Köln is very small compared to other big cities and was easily doable in 36 hours. We stayed near the train station so going back and forth (especially since we occasionally needed to leave the dog there) was an cinch. I wouldn’t recommend our hotel, so I won’t write about it. The staff was friendly, but the rooms weren’t well kept. We chose it, because it was still available last minute and allowed pets.

We had much better luck with restaurants. The first recommendation, Die Fette Kuh, was found within the comments section of an article about Berlin’s current burger boom. Located in Severinsviertal, it’s quite out of the way of the usual tourist spots. The regular burgers (i.e.: for beef eaters) were great; Jon even said he liked it better than our burger joint here. I, unfortunately, made a bad choice: the veggie teriyaki burger. The veggie patty itself was delicious and much better than the Berlin offerings I’ve tried, but there was so much teriyaki sauce the whole thing fell apart. I made myself feel better with garlic fries.

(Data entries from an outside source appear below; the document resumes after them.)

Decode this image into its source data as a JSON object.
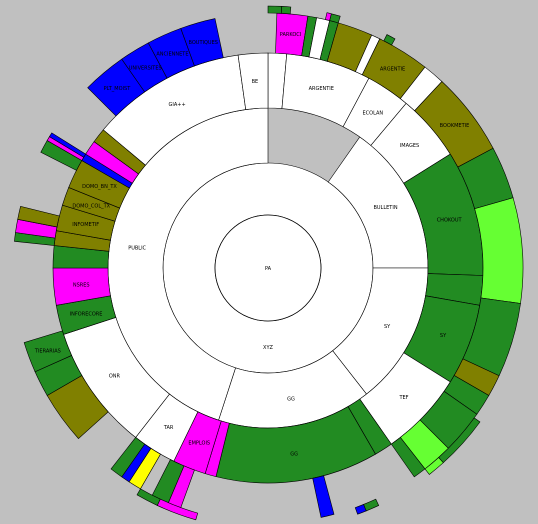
{
  "colors": {
    "background": "#c0c0c0",
    "white": "#ffffff",
    "green": "#228b22",
    "olive": "#808000",
    "magenta": "#ff00ff",
    "blue": "#0000ff",
    "yellow": "#ffff00",
    "lime": "#66ff33",
    "dark_green": "#006400",
    "stroke": "#000000"
  },
  "rings": {
    "root": {
      "label": "PA"
    },
    "level1": [
      {
        "label": "XYZ",
        "start": 0,
        "end": 360,
        "color": "white"
      }
    ],
    "level2": [
      {
        "label": "BULLETIN",
        "start": 35,
        "end": 90,
        "color": "white"
      },
      {
        "label": "SY",
        "start": 90,
        "end": 142,
        "color": "white"
      },
      {
        "label": "GG",
        "start": 142,
        "end": 198,
        "color": "white"
      },
      {
        "label": "PUBLIC",
        "start": 198,
        "end": 360,
        "color": "white"
      }
    ],
    "level3": [
      {
        "label": "",
        "start": 0,
        "end": 5,
        "color": "white"
      },
      {
        "label": "ARGENTIE",
        "start": 5,
        "end": 28,
        "color": "white"
      },
      {
        "label": "ECOLAN",
        "start": 28,
        "end": 40,
        "color": "white"
      },
      {
        "label": "IMAGES",
        "start": 40,
        "end": 58,
        "color": "white"
      },
      {
        "label": "CHOKOUT",
        "start": 58,
        "end": 92,
        "color": "green"
      },
      {
        "label": "",
        "start": 92,
        "end": 100,
        "color": "green"
      },
      {
        "label": "SY",
        "start": 100,
        "end": 122,
        "color": "green"
      },
      {
        "label": "TEF",
        "start": 122,
        "end": 145,
        "color": "white"
      },
      {
        "label": "",
        "start": 145,
        "end": 150,
        "color": "green"
      },
      {
        "label": "GG",
        "start": 150,
        "end": 194,
        "color": "green"
      },
      {
        "label": "",
        "start": 194,
        "end": 197,
        "color": "magenta"
      },
      {
        "label": "EMPLOIS",
        "start": 197,
        "end": 206,
        "color": "magenta"
      },
      {
        "label": "TAR",
        "start": 206,
        "end": 218,
        "color": "white"
      },
      {
        "label": "ONR",
        "start": 218,
        "end": 252,
        "color": "white"
      },
      {
        "label": "INFORECORE",
        "start": 252,
        "end": 260,
        "color": "green"
      },
      {
        "label": "NSRES",
        "start": 260,
        "end": 270,
        "color": "magenta"
      },
      {
        "label": "",
        "start": 270,
        "end": 276,
        "color": "green"
      },
      {
        "label": "",
        "start": 276,
        "end": 280,
        "color": "olive"
      },
      {
        "label": "INFOMETIF",
        "start": 280,
        "end": 287,
        "color": "olive"
      },
      {
        "label": "DOMO_COL_TX",
        "start": 287,
        "end": 292,
        "color": "olive"
      },
      {
        "label": "DOMO_BN_TX",
        "start": 292,
        "end": 300,
        "color": "olive"
      },
      {
        "label": "",
        "start": 300,
        "end": 302,
        "color": "blue"
      },
      {
        "label": "",
        "start": 302,
        "end": 306,
        "color": "magenta"
      },
      {
        "label": "",
        "start": 306,
        "end": 310,
        "color": "olive"
      },
      {
        "label": "GIA++",
        "start": 310,
        "end": 352,
        "color": "white"
      },
      {
        "label": "BE",
        "start": 352,
        "end": 360,
        "color": "white"
      }
    ],
    "level4": [
      {
        "label": "PARKOCI",
        "start": 2,
        "end": 9,
        "color": "magenta"
      },
      {
        "label": "",
        "start": 9,
        "end": 11,
        "color": "green"
      },
      {
        "label": "",
        "start": 11,
        "end": 14,
        "color": "white"
      },
      {
        "label": "",
        "start": 14,
        "end": 16,
        "color": "green"
      },
      {
        "label": "",
        "start": 16,
        "end": 24,
        "color": "olive"
      },
      {
        "label": "",
        "start": 24,
        "end": 26,
        "color": "white"
      },
      {
        "label": "ARGENTIE",
        "start": 26,
        "end": 38,
        "color": "olive"
      },
      {
        "label": "",
        "start": 38,
        "end": 43,
        "color": "white"
      },
      {
        "label": "BOOKMETIE",
        "start": 43,
        "end": 62,
        "color": "olive"
      },
      {
        "label": "",
        "start": 62,
        "end": 74,
        "color": "green"
      },
      {
        "label": "",
        "start": 74,
        "end": 98,
        "color": "lime"
      },
      {
        "label": "",
        "start": 98,
        "end": 115,
        "color": "green"
      },
      {
        "label": "",
        "start": 115,
        "end": 120,
        "color": "olive"
      },
      {
        "label": "",
        "start": 120,
        "end": 125,
        "color": "green"
      },
      {
        "label": "",
        "start": 125,
        "end": 135,
        "color": "green"
      },
      {
        "label": "",
        "start": 135,
        "end": 142,
        "color": "lime"
      },
      {
        "label": "",
        "start": 142,
        "end": 145,
        "color": "green"
      },
      {
        "label": "",
        "start": 165,
        "end": 168,
        "color": "blue"
      },
      {
        "label": "",
        "start": 200,
        "end": 203,
        "color": "magenta"
      },
      {
        "label": "",
        "start": 203,
        "end": 207,
        "color": "green"
      },
      {
        "label": "",
        "start": 210,
        "end": 213,
        "color": "yellow"
      },
      {
        "label": "",
        "start": 213,
        "end": 215,
        "color": "blue"
      },
      {
        "label": "",
        "start": 215,
        "end": 218,
        "color": "green"
      },
      {
        "label": "",
        "start": 228,
        "end": 240,
        "color": "olive"
      },
      {
        "label": "",
        "start": 240,
        "end": 246,
        "color": "green"
      },
      {
        "label": "TIERARIAS",
        "start": 246,
        "end": 253,
        "color": "green"
      },
      {
        "label": "",
        "start": 276,
        "end": 278,
        "color": "green"
      },
      {
        "label": "",
        "start": 278,
        "end": 281,
        "color": "magenta"
      },
      {
        "label": "",
        "start": 281,
        "end": 284,
        "color": "olive"
      },
      {
        "label": "",
        "start": 297,
        "end": 300,
        "color": "green"
      },
      {
        "label": "",
        "start": 300,
        "end": 301,
        "color": "magenta"
      },
      {
        "label": "",
        "start": 301,
        "end": 302,
        "color": "blue"
      },
      {
        "label": "PLT_MOIST",
        "start": 315,
        "end": 325,
        "color": "blue"
      },
      {
        "label": "UNIVERSITES",
        "start": 325,
        "end": 332,
        "color": "blue"
      },
      {
        "label": "ANCIENNETE",
        "start": 332,
        "end": 340,
        "color": "blue"
      },
      {
        "label": "BOUTIQUES",
        "start": 340,
        "end": 348,
        "color": "blue"
      }
    ],
    "level5": [
      {
        "label": "",
        "start": 0,
        "end": 3,
        "color": "green"
      },
      {
        "label": "",
        "start": 3,
        "end": 5,
        "color": "green"
      },
      {
        "label": "",
        "start": 13,
        "end": 14,
        "color": "magenta"
      },
      {
        "label": "",
        "start": 14,
        "end": 16,
        "color": "green"
      },
      {
        "label": "",
        "start": 27,
        "end": 29,
        "color": "green"
      },
      {
        "label": "",
        "start": 126,
        "end": 138,
        "color": "green"
      },
      {
        "label": "",
        "start": 138,
        "end": 142,
        "color": "lime"
      },
      {
        "label": "",
        "start": 155,
        "end": 158,
        "color": "green"
      },
      {
        "label": "",
        "start": 158,
        "end": 160,
        "color": "blue"
      },
      {
        "label": "",
        "start": 196,
        "end": 205,
        "color": "magenta"
      },
      {
        "label": "",
        "start": 205,
        "end": 210,
        "color": "green"
      }
    ]
  }
}
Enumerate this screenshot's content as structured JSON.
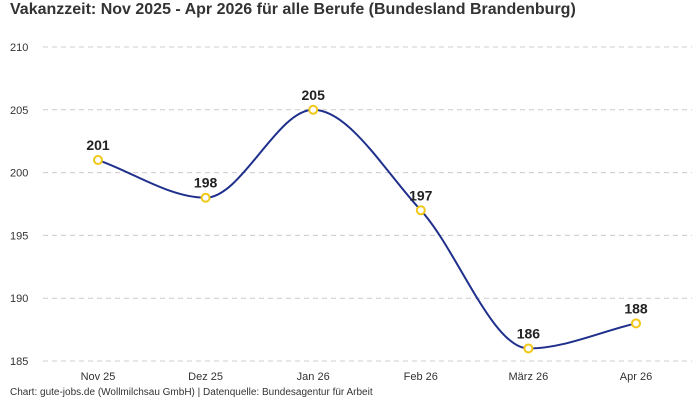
{
  "chart_data": {
    "type": "line",
    "title": "Vakanzzeit: Nov 2025 - Apr 2026 für alle Berufe (Bundesland Brandenburg)",
    "categories": [
      "Nov 25",
      "Dez 25",
      "Jan 26",
      "Feb 26",
      "März 26",
      "Apr 26"
    ],
    "series": [
      {
        "values": [
          201,
          198,
          205,
          197,
          186,
          188
        ]
      }
    ],
    "xlabel": "",
    "ylabel": "",
    "ylim": [
      185,
      210
    ],
    "yticks": [
      185,
      190,
      195,
      200,
      205,
      210
    ],
    "grid": true,
    "line_color": "#1f2f8c",
    "marker_color": "#f2c81a",
    "grid_color": "#cccccc"
  },
  "footer": {
    "source": "Chart: gute-jobs.de (Wollmilchsau GmbH) | Datenquelle: Bundesagentur für Arbeit"
  }
}
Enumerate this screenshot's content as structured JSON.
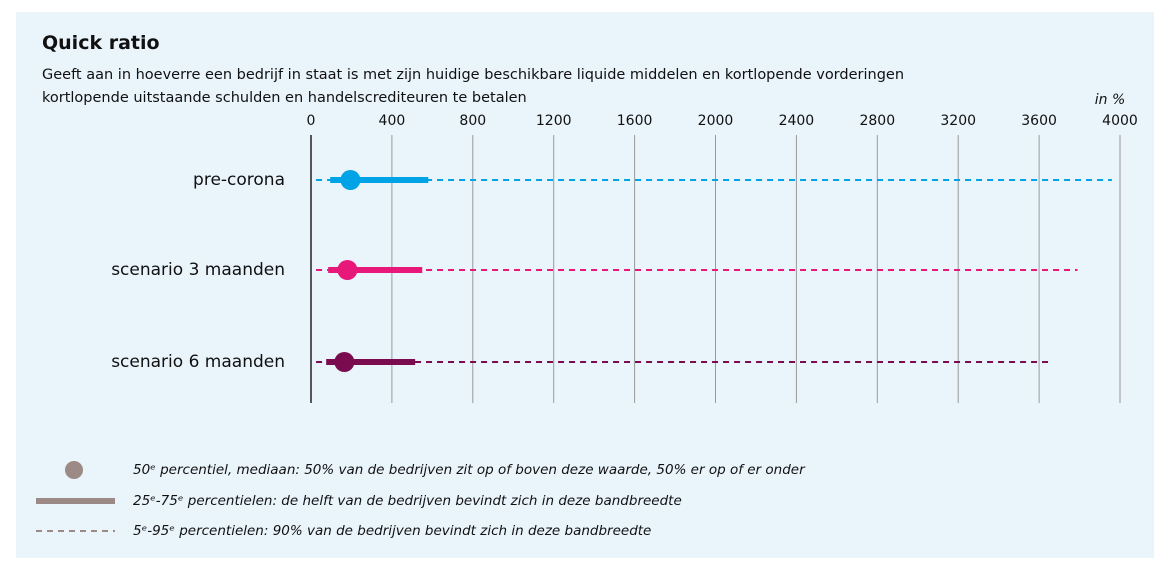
{
  "chart_data": {
    "type": "range",
    "title": "Quick ratio",
    "subtitle": "Geeft aan in hoeverre een bedrijf in staat is met zijn huidige beschikbare liquide middelen en kortlopende vorderingen kortlopende uitstaande schulden en handelscrediteuren te betalen",
    "unit_label": "in %",
    "categories": [
      "pre-corona",
      "scenario 3 maanden",
      "scenario 6 maanden"
    ],
    "colors": [
      "#00a3e6",
      "#e8177a",
      "#7a0b4f"
    ],
    "p5": [
      25,
      25,
      25
    ],
    "p25": [
      95,
      85,
      75
    ],
    "p50": [
      195,
      180,
      165
    ],
    "p75": [
      580,
      550,
      515
    ],
    "p95": [
      3960,
      3790,
      3650
    ],
    "xlim": [
      0,
      4000
    ],
    "xticks": [
      0,
      400,
      800,
      1200,
      1600,
      2000,
      2400,
      2800,
      3200,
      3600,
      4000
    ],
    "grid": true,
    "legend": [
      "50ᵉ percentiel, mediaan: 50% van de bedrijven zit op of boven deze waarde, 50% er op of er onder",
      "25ᵉ-75ᵉ percentielen: de helft van de bedrijven bevindt zich in deze bandbreedte",
      "5ᵉ-95ᵉ percentielen: 90% van de bedrijven bevindt zich in deze bandbreedte"
    ]
  }
}
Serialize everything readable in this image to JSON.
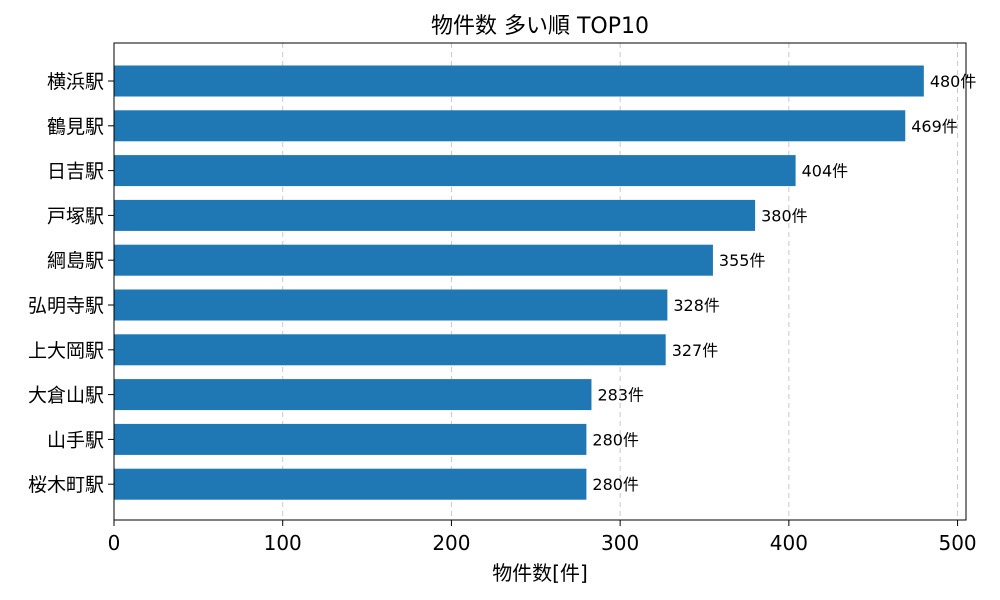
{
  "chart_data": {
    "type": "bar",
    "orientation": "horizontal",
    "title": "物件数 多い順 TOP10",
    "xlabel": "物件数[件]",
    "ylabel": "",
    "xlim": [
      0,
      505
    ],
    "xticks": [
      0,
      100,
      200,
      300,
      400,
      500
    ],
    "grid": "x-dashed",
    "bar_color": "#1f77b4",
    "categories": [
      "横浜駅",
      "鶴見駅",
      "日吉駅",
      "戸塚駅",
      "綱島駅",
      "弘明寺駅",
      "上大岡駅",
      "大倉山駅",
      "山手駅",
      "桜木町駅"
    ],
    "values": [
      480,
      469,
      404,
      380,
      355,
      328,
      327,
      283,
      280,
      280
    ],
    "data_labels": [
      "480件",
      "469件",
      "404件",
      "380件",
      "355件",
      "328件",
      "327件",
      "283件",
      "280件",
      "280件"
    ]
  }
}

We tried one of these Weckmänner for a snack. Its tastes like challah, and has little raisin eyes and a clay pipe. I’ve never seen these anywhere, but Köln.

Later we had dinner at Great Wall, which was better for everyone. We made a reservation online, which didn’t really mean anything; we were told when we got there that they didn’t check it. The restaurant gets fairly busy – busloads of Chinese tourists were regularly brought by – so be prepared for fast, curt service. Its incredibly close to the Dom, too. Just walk straight ahead and there you are!

Despite the at times negative commentary from S, I hope we take another weekend trip soon. **Playing in fountains is a thing German kids do. All the time. Any fountain. And sometimes they get naked. It’s weird. I’m sorry, I’m very open-minded, but there are some things about me that are just American and I can’t change them. Here’s a list:

º Letting children play naked outside is weird, and letting them do it in a public fountain is probably some kind of health hazard.

º I like enormous coffees and I’m not apologizing for it!